At around 9pm ET Thursday, Holiday Bowl referees ruled that a person on the Texas sideline touched a ball in play, which allowed Arizona State to score its first touchdown and momentarily swing momentum in the game.
After ESPN showed the offender's face more than 25 times in five minutes, sideline reporter Lisa Salters confirmed that his name was "Chris," though players on the team didn't want to give his last name. A couple minutes later, it became clear that this guy's name was Chris Jessie -- and he was Texas coach Mack Brown's stepson.
By the time of this writing, "Chris Jessie" had 2,260 Google hits.
Things should slow down for Jessie, now that Texas easily beat the Sun Devils -- and he didn't turn into the Steve Bartman of the entire state of Texas. But it's amazing how fast a name gets out there and becomes part of the permanent record on the Internet.
What makes things funny is that people think they can stop this information train. Mack Brown himself, during a halftime interview, refused to acknowledge that the person in question was his stepson, and although he admitted as much after the game, the postgame story on his Web site has an Associated Press article that entirely omits the story that made the game so intriguing.
No Wikipedia entry for Chris Jessie yet, but I wouldn't be surprised if there's one by the end of the day.
Watching The Same Football Game -- 'Twice'
So of course once I comment that NBC is leading the way in the early polling for Saturday night's Patriots-Giants game viewership, someone -- I suspect with inside interest -- either (allegedly) rigs the poll or (again, allegedly) tells people to vote for CBS.

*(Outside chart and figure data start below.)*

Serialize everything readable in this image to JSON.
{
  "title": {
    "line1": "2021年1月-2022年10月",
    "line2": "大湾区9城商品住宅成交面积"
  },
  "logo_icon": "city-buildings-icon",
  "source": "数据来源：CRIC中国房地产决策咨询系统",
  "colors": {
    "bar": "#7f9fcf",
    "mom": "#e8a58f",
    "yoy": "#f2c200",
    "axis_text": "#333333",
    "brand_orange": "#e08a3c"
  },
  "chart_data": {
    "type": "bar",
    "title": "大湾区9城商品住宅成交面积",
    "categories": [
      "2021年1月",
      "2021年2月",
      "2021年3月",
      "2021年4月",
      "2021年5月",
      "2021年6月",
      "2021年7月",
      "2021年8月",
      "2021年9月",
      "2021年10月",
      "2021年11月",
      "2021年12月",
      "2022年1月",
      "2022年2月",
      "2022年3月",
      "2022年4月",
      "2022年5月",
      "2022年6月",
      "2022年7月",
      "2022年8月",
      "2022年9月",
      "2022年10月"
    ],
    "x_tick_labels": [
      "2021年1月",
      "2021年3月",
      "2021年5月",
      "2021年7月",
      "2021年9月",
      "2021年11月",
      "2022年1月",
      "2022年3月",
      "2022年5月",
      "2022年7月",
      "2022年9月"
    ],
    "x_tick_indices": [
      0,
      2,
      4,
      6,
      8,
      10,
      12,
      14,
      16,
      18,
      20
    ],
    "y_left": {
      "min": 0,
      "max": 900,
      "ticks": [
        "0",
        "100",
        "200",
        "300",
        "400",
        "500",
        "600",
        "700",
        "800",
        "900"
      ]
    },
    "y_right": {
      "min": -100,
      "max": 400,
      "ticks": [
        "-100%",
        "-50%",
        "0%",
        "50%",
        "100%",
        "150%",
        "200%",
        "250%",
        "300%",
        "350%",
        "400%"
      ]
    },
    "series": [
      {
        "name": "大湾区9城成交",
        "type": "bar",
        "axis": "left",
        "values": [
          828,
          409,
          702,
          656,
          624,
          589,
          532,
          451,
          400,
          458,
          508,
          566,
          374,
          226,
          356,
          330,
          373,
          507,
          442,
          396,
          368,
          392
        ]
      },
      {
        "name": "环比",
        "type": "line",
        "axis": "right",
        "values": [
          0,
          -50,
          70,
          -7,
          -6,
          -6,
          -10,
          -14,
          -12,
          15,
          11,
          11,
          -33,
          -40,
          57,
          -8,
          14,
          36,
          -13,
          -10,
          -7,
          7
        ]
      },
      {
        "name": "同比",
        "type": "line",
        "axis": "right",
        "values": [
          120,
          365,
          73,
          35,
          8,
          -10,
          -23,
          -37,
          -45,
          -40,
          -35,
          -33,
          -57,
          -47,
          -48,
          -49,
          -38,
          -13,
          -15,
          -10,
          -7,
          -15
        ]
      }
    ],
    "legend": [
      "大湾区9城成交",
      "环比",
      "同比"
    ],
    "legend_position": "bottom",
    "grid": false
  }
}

Within one hour, there's a 17 percent swing -- which would have required a sudden 4 to 1 voting for CBS -- and CBS is now leading the poll. But we suspect NBC might still win the day when the ratings come in -- and it has nothing to do with this writer being an employee of NBC Universal. It has everything to do with what some of my readers wrote in.
Dave Madison in Kent, Wash., writes: "I'll be watching on NBC (from Seattle) mainly because my OTA HD signal from the NBC affilliate here is better than the CBS OTA HD signal."
Many other readers backed up that opinion, though we're not sure about reader Tim Calvin: "Maybe I am nuts, but I truly think the Sunday night game looks better than CBS on Sunday afternoon."